A large part of the left has given in to the blackmail of the elites, does not question the narrative of the absence of alternatives. As if we needed someone to tell us what we have to do to protect ourselves and our neighbours, friends, the people around us. We act out of love for people, which is what distinguishes us from our mortal enemies, who suddenly pretend to care for the old and weak, who otherwise let them vegetate and die. If we were in Kreuzberg on May 1st, “to practice democratic protest” (Statement 1st May Alliance), then we were there for nothing. It’s not about protesting, it’s also not about “making ourselves heard in the coming distribution struggles” (Taz), a large part of the left got lost in this dead end street a long time ago.

Many people in the world looked closely at Kreuzberg on the first of May. For the first time in many years. The actions in SO 36 were among the first mass actions in Europe since the declaration of the state of emergency on almost the entire continent. For many, a day that would have ended with a (temporary) loss of control of the Empire would have been a sign of encouragement. In recent weeks there have been many calls from Italy, Spain, France, to fight their way out of the state of shock, to familiarise themselves with the new terrain on which we now are forced to move. We will have to learn to breathe, to walk, to talk, to love each other again. Too many things have broken among people in the last few weeks. Will be broken in the coming months. It is to be feared that in the coming weeks we will not be as numerous again as on the first of May. That we will meet a well-positioned opponent.

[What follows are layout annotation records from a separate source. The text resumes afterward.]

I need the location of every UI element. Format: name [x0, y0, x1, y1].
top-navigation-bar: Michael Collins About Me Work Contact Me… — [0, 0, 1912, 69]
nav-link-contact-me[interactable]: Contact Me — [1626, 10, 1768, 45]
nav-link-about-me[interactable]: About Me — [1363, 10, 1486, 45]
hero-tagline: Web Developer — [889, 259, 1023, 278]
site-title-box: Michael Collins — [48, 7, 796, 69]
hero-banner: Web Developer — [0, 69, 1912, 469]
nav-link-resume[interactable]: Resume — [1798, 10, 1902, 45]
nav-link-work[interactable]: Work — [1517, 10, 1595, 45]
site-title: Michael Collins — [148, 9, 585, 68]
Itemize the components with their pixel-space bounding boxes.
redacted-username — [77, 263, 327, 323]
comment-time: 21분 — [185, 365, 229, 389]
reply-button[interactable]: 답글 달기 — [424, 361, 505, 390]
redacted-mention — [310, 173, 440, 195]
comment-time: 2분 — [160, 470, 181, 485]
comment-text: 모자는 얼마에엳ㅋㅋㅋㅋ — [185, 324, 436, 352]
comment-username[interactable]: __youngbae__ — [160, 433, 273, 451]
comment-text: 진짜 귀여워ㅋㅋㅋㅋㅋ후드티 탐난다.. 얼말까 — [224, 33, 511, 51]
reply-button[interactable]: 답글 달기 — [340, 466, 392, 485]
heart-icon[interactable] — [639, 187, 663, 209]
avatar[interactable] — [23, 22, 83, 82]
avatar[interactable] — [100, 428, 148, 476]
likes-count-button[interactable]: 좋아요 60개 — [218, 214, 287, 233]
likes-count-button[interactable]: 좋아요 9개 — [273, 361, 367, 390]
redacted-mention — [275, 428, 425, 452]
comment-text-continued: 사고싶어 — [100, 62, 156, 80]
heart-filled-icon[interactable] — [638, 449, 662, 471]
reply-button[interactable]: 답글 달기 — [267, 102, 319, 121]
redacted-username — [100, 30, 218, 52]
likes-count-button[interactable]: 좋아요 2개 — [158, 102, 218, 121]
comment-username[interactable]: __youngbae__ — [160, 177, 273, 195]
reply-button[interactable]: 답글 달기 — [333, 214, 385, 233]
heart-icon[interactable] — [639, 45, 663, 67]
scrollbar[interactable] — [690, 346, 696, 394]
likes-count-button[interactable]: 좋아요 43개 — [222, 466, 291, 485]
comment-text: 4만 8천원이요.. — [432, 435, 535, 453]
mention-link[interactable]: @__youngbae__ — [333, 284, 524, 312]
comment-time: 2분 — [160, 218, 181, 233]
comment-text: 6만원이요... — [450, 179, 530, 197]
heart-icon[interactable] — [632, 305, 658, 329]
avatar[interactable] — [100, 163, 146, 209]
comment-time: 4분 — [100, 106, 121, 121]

“I have already tried to describe the form of despotism that we can expect and from which we must tirelessly protect ourselves”

Giorgio Agamben

If the resistance in Europe against the new regime that is about to unfold is not to be limited to the revolts of the abandoned youth in France, Belgium, …, we will no longer be able to afford tactical errors such as those made on the First of May, because this already prevents any option to a strategic search for a movement in this country. There is a fundamental need for a world beyond fear and regulation. This was also demonstrated by the strong participation in the anti-authoritarian demonstration on May 1st in Athens, in which around 5,000 people took part despite a curfew in force until May 4th. The emergency regime believes itself to be at the height of its power, apparently so unresistingly it has been able to prevail. But that is precisely where its fragility is to be found, because it has nothing to offer but a prolonged desolation that is only fed by the promise of care and paternalism. On the streets we write history. Dystopia or freedom.